Condition Report
Contact Information
Lot 131
Sale 6465 - Printed and Manuscript Americana
Jan 29, 2026
10:00AM ET
Live / Philadelphia
Estimate
$1,000 -
1,500
Lot Description
[Presidential] [Roosevelt, Franklin D.] Brown, Thomas. Certain Miscellany Tracts
London: Printed for Charles Mearne, and are to be sold by Henry Bonwick, 1684. First edition, second issue. Presentation copy, inscribed by President Franklin D. Roosevelt to McGeorge Bundy on front free endpaper: "McGeorge Bundy / Senior Debating Prize / Groton School-1936 / from Franklin D. Roosevelt". 12mo. (iv), 215, (7) pp. Illustrated with an engraved frontispiece portrait of Brown by P. Vandreban. Full contemporary speckled brown sheep, ruled in blind, black morocco spine label, stamped in gilt, front board detached, boards and extremities scuffed and moderately worn, wear at spine ends; red speckled edges; book-plate of American Orientalist and philologist Fitzedward Hall on front paste-down; prize book-plate on verso of front free endpaper, signed by Groton School headmaster Endicott Peabody; scattered spotting to text; scattered wear along fore-edge; in cloth slip case. ESTC R9918; Pforzheimer 109
A fine presentation copy, inscribed by President and Groton alum Franklin D. Roosevelt (1882-1945) to McGeorge Bundy (1919-96), United States National Security Advisor to Presidents John F. Kennedy and Lyndon B. Johnson. Gifted to Bundy as a debating prize while a student at the Groton School, in Groton, Massachusetts. Roosevelt attended Groton from 1896-1900, and was a close personal friend with founder and headmaster Endicott Peabody (1857-1944), who has also signed. Roosevelt would later famously recall, "as long as I live, the influence of Dr. and Mrs. Peabody means and will mean more to me than that of any other people next to my father and mother."
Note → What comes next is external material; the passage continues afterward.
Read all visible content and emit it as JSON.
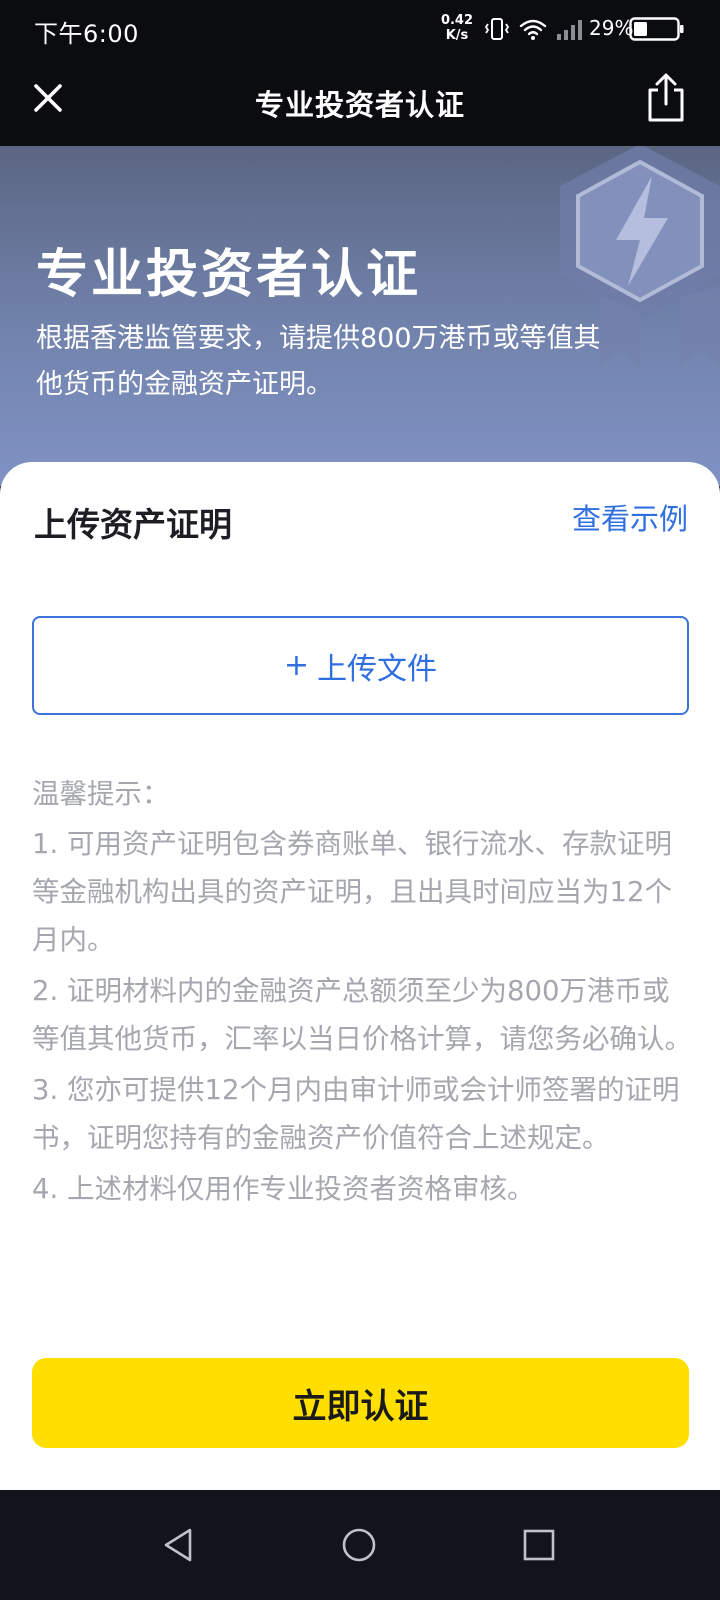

Part of a family with roots in education and public service, McGeorge Bundy served as a young intelligence officer in World War II. After graduate work, he became a professor of Government at Harvard, and later served as the Dean of the Faculty of Arts and Sciences there. From 1961-66 he was the National Security Advisor to Presidents Kennedy and Johnson. He was involved in many of that era’s major foreign policy decisions and controversies, including the Bay of Pigs invasion, the Cuban Missile Crisis, and the sharply increasing U.S. involvement in the war in Vietnam. From 1966 to 1979 he served as president of the Ford Foundation, where his team led work supporting civil rights, the national expansion of public television, environmental action, ethical investing, and international development and cooperation. As professor of history at New York University from 1979 until his death in 1996, he studied and wrote about the history of nuclear weapons, becoming a forceful advocate for global arms control.
This lot is located in Philadelphia.